The Cottage today is a whole other era — a new evolution different from each of my own stages and phases with it as I’ve described them above. Today, for the one week a year in August that I spend there, The Cottage has become mainly about my own kids — the youngest generation in our Engstrom-Johnson-family-lineage. I’m never there alone like I used to almost always be when I’d be there in my teens and twenties. Now, for me, it has swung back to something resembling what it was for me as a little girl: a family cottage on a beautiful lake where we come together as grandparents and parents and grandchildren for fun in the summer. Now, for one week a year, it is all-action all-the-time. It is all about the kids. It is the motorboat, and it is waterskiing and tubing, it is eating and swimming and kayaking and — re-introduced in 2014, my long-lost-love: yay! sailboating! — and I am truly, deeply, grateful for it all. I’m certain, too, because I know them well, and because I make sure they understand the depths of it, that my own kids are grateful. The 5th generation is grateful. The Cottage has been shared once again. And while so much changes over time, and while each of life’s stages morphs and evolves, the one thing that I know for sure has remained consistent about my experience of The Cottage is my gratefulness.

(for post 2 of 3 click here)

5 Comments

  • Kendall says:

    Thank you so much, Heather, for sharing this history and philosophy of yours. There is so much beauty in them both.

  • Nicola says:

    We have a special place like this, it’s no wi-fi and home-cooked food and a closet full of wetsuits and love.

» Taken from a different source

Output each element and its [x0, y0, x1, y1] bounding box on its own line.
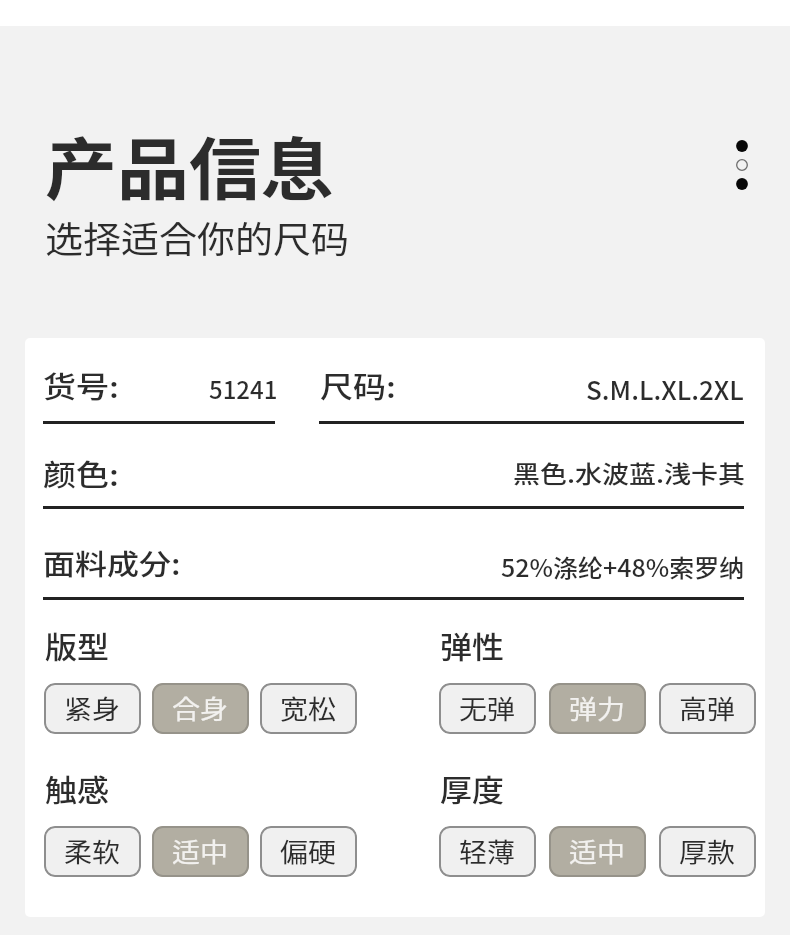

    I just called my mum to thank her for making it our special place, thanks for the reminder Heather.

  • Ani says:

    Thank you for sharing a bit of your history with us. Out of all your travel posts (and really, I enjoy them ALL!), I think the NH ones are my favorite – it really embodies everything a true FAMILY vacation should be.
    Happy fall!

  • Beth says:

    Beautiful, Heather.
    And I burst out laughing at the pictures of the 4-person raft! So much fun!

  • Kate says:

    Wonderful post Heather – really poignant and thank you for sharing your individual trajectory, the history and significance of this cottage publicly here- a wonderful record to have for yourself and your family.